Zack Naylor: I mean so you know what I think this really comes down to is that we have a number of inputs or data or information we all bring to the table and we make some decisions based off of that and you know at that point those are just decisions things that we’ve said or you know recommendations we’ve made, things we chose to do right and design brings this to life as almost a means of reflecting back on that strategy and say is the thing that we made the right thing based on what we talked about?
Peter Merholz: Right exactly and and it’s when you’re prototyping. So again before you get into development when you’re prototyping concepts based on those strategies you have an opportunity to change the strategy if you need to. You might you might find you probably don’t. I want to change the kind of user needs part of the strategy, that’s not likely changeable right there’s certain things that are fixed. But you might find that, well, in a project I did for a financial services client the company, the client, came to us saying our goal is retention. When we did research we realized retention was not actually a metric that we would be able to affect. Other things outside of the purview of the work we were doing were going to have more impact on retention namely the terms of the relationship, rights of financial services you know what are the fees. How well are your stocks performing there’s a whole bunch of things that are not about the interface that you’re designing that actually affect whether or not someone stays with you or leaves you if you’re a financial services right. Relationship they might have with professionals they have a broker or something like that and so you need to be practical or pragmatic about what it is you can actually affect and what we saw through our research and through our initial concept is that what we could affect is not retention but a kind of acquisition. We could, people who are working with our financial services could if they already had a brokerage account they could have a bank account, they could out a checking account, they could have an insurance account, that was something we could affect. Our research showed that people liked to consolidate accounts with a single vendor with a single supplier and so we realized OK it’s not about retention that’s something we’re not going to be able to affect, but we can make it way easier for people to open new accounts. And that drives a lot of value for our client and so we were able to then shift kind of the strategic focus you know so that the people were still meeting the same thing but we were able to tell the business, yes retention is important but not here, that some other part of the business is going to have to deal with that. Our part of the business what we can do is widen and deepen relationships that people have with you.

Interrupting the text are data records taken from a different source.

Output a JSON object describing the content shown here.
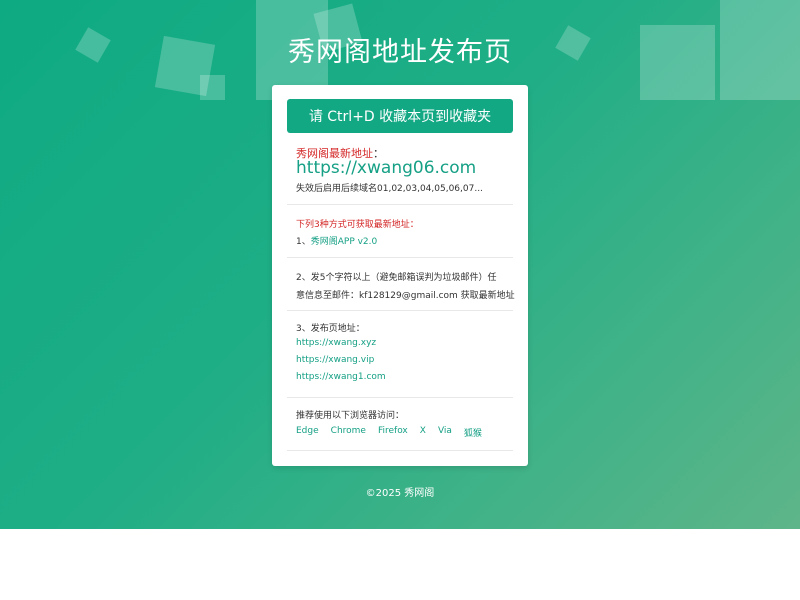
{
  "header": {
    "title": "秀网阁地址发布页"
  },
  "bookmark_button": {
    "label": "请 Ctrl+D 收藏本页到收藏夹"
  },
  "latest": {
    "label": "秀网阁最新地址",
    "colon": "：",
    "url": "https://xwang06.com",
    "note": "失效后启用后续域名01,02,03,04,05,06,07..."
  },
  "methods": {
    "heading": "下列3种方式可获取最新地址：",
    "item1_prefix": "1、",
    "item1_link": "秀网阁APP v2.0",
    "item2_line1": "2、发5个字符以上（避免邮箱误判为垃圾邮件）任",
    "item2_line2": "意信息至邮件：kf128129@gmail.com 获取最新地址",
    "item3_heading": "3、发布页地址：",
    "item3_links": [
      "https://xwang.xyz",
      "https://xwang.vip",
      "https://xwang1.com"
    ]
  },
  "browsers": {
    "heading": "推荐使用以下浏览器访问：",
    "items": [
      "Edge",
      "Chrome",
      "Firefox",
      "X",
      "Via",
      "狐猴"
    ]
  },
  "footer": {
    "text": "©2025 秀网阁"
  },
  "colors": {
    "accent": "#12a884",
    "warning": "#d42727",
    "link": "#16a085"
  }
}
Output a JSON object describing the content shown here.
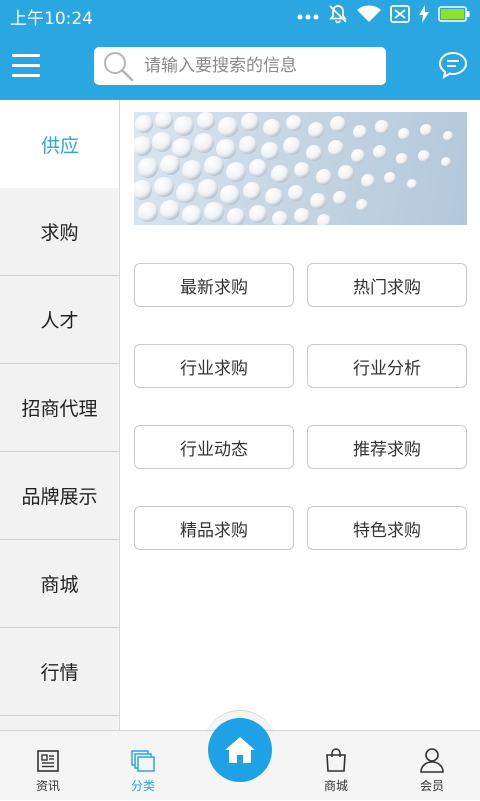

Zack Naylor: Sure, so curiously design in this case actually changed the goal of the product or experience
Peter Merholz: Yes. It sharpened it I would say. Honestly the client had a lot of goals so including retention, retention was the highest order call. And what we what we did was we were able to kind of take that off the table and say you know what these other goals that you didn’t consider as crucial are much more feasible for us to make an impact on yeah so we’re going to focus there and we were actually work with them to do some financial model of the impact of those. By focusing on the impact of, focusing on those metrics and show them that there was still a lot of money to be realized if they did it. So they were totally bought in.
Zack Naylor: Wow, so I think financial modeling is probably the outside of the scope of our conversation but it’s something that you said I definitely want to dive into which is you know this is with a client that you worked with in so you obviously convinced them right we got everybody on the same page that these are the right things to do I mean this is the theme of everything we’ve been talking about right doing the right things. In that particular case what information or, you know whatever basically what worked for you to get them on board to say this is the product strategy, here’s how it’s changed. How did you how did you articulate that and get those folks on board with you?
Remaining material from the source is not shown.